Empezaron a darse cuenta que desplazaban los conflictos a problemas menores en relación al cuidado de los niños, cuando lo subyacente eran cuestiones de rivalidad que amenazaban la identidad misma del educador, o cuestiones no habladas que se actuaban de esta forma, como los malentendidos con la responsabilidad.

Las palabras hieren, cortan, separan… Al hablar del tema de la agresividad en los niños, de los mordiscos , estaban hablando del mordisco de las palabras, del mordisco del silencio, del dolor que se produce por la incomunicación en el equipo, de las dificultades y la crisis en el equipo, de tantas emociones congeladas que no tenían espacio para ser pensadas.

Al ir poniendo estas cuestiones en palabras empieza a abrirse en el equipo el proceso de reflexión y el discurso toma otros derroteros, permitiendo que emerjan interrogantes junto con la posibilidad del cuidado hacia el compañero. Disminuyen reproches e ironías, y empieza a haber un cierto reconocimiento. Se aflojan emociones y hablan participantes que estaban expectantes, aportando riqueza y sentido a un sentir común que estaba sin rumbo.

¡Qué importante es dar un lugar a la la comunicación más que sólo hablar de programas u objetivos con los niños! En ocasiones, centrarse en temas de currícula académica tapa lo no dicho para evitar conflictos que se imaginan mayores. Sentimos unas cosas y decimos otras y al final el otro no nos entiende.

No se puede desligar lo personal del quehacer diario, porque las emociones constituyen el sello personal de cada uno, es lo que enrriquece nuestra tarea con niños y familias.
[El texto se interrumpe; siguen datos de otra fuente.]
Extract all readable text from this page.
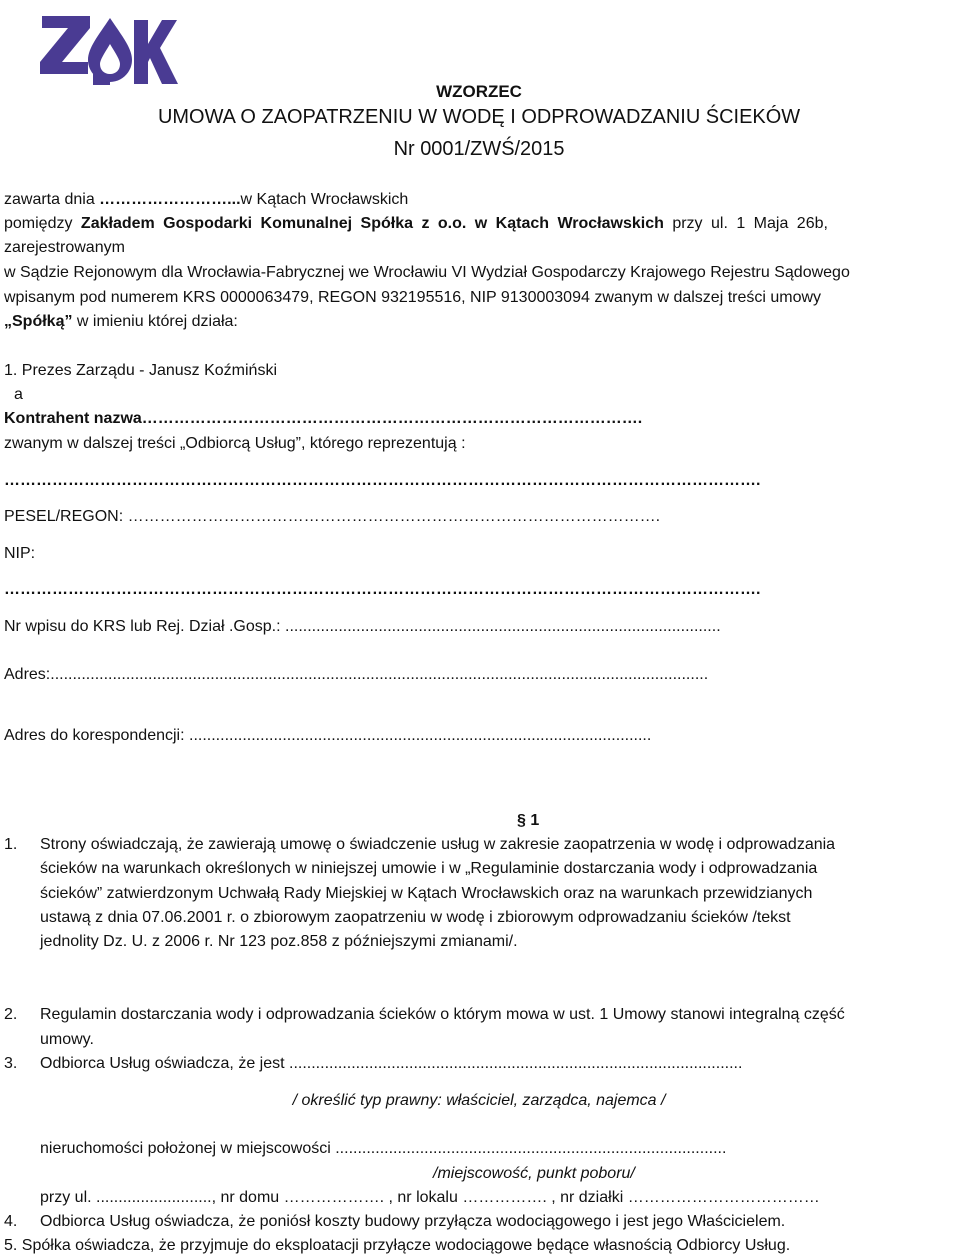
WZORZEC
UMOWA O ZAOPATRZENIU W WODĘ I ODPROWADZANIU ŚCIEKÓW
Nr 0001/ZWŚ/2015
zawarta dnia ……………………...w Kątach Wrocławskich
pomiędzy Zakładem Gospodarki Komunalnej Spółka z o.o. w Kątach Wrocławskich przy ul. 1 Maja 26b,
zarejestrowanym
w Sądzie Rejonowym dla Wrocławia-Fabrycznej we Wrocławiu VI Wydział Gospodarczy Krajowego Rejestru Sądowego
wpisanym pod numerem KRS 0000063479, REGON 932195516, NIP 9130003094 zwanym w dalszej treści umowy
„Spółką” w imieniu której działa:
1. Prezes Zarządu - Janusz Koźmiński
a
Kontrahent nazwa………………………………………………………………………………….
zwanym w dalszej treści „Odbiorcą Usług”, którego reprezentują :
…………………………………………………………………………………………………………………………….
PESEL/REGON: ……………………………………………………………………………………….
NIP:
…………………………………………………………………………………………………………………………….
Nr wpisu do KRS lub Rej. Dział .Gosp.: ..................................................................................................
Adres:....................................................................................................................................................
Adres do korespondencji: ........................................................................................................
§ 1
1. Strony oświadczają, że zawierają umowę o świadczenie usług w zakresie zaopatrzenia w wodę i odprowadzania
ścieków na warunkach określonych w niniejszej umowie i w „Regulaminie dostarczania wody i odprowadzania
ścieków” zatwierdzonym Uchwałą Rady Miejskiej w Kątach Wrocławskich oraz na warunkach przewidzianych
ustawą z dnia 07.06.2001 r. o zbiorowym zaopatrzeniu w wodę i zbiorowym odprowadzaniu ścieków /tekst
jednolity Dz. U. z 2006 r. Nr 123 poz.858 z późniejszymi zmianami/.
2. Regulamin dostarczania wody i odprowadzania ścieków o którym mowa w ust. 1 Umowy stanowi integralną część
umowy.
3. Odbiorca Usług oświadcza, że jest ......................................................................................................
/ określić typ prawny: właściciel, zarządca, najemca /
nieruchomości położonej w miejscowości ........................................................................................
/miejscowość, punkt poboru/
przy ul. .........................., nr domu ………………. , nr lokalu ……………. , nr działki ………………………………
4. Odbiorca Usług oświadcza, że poniósł koszty budowy przyłącza wodociągowego i jest jego Właścicielem.
5. Spółka oświadcza, że przyjmuje do eksploatacji przyłącze wodociągowe będące własnością Odbiorcy Usług.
No cansa lo laboral, afecta lo personal , aquello que cada uno arriesga y puede generar conflicto con el otro y se convertirse en fuente de malestar pero que también puede convertirse en fuente de creatividad . Entonces ¿Cómo plantearlo para no herir? ¿Cómo pensar ante el otro diferente a mí sin sentir amenaza?. ¿Cómo hacer de lo mismo algo diferente? ¿Cómo…….. Muchos interrogantes se despliegan.

Consistencia imaginaria y cohesión simbólica se entretejen. Hemos concluido las sesiones, algo diferente empieza a surgir.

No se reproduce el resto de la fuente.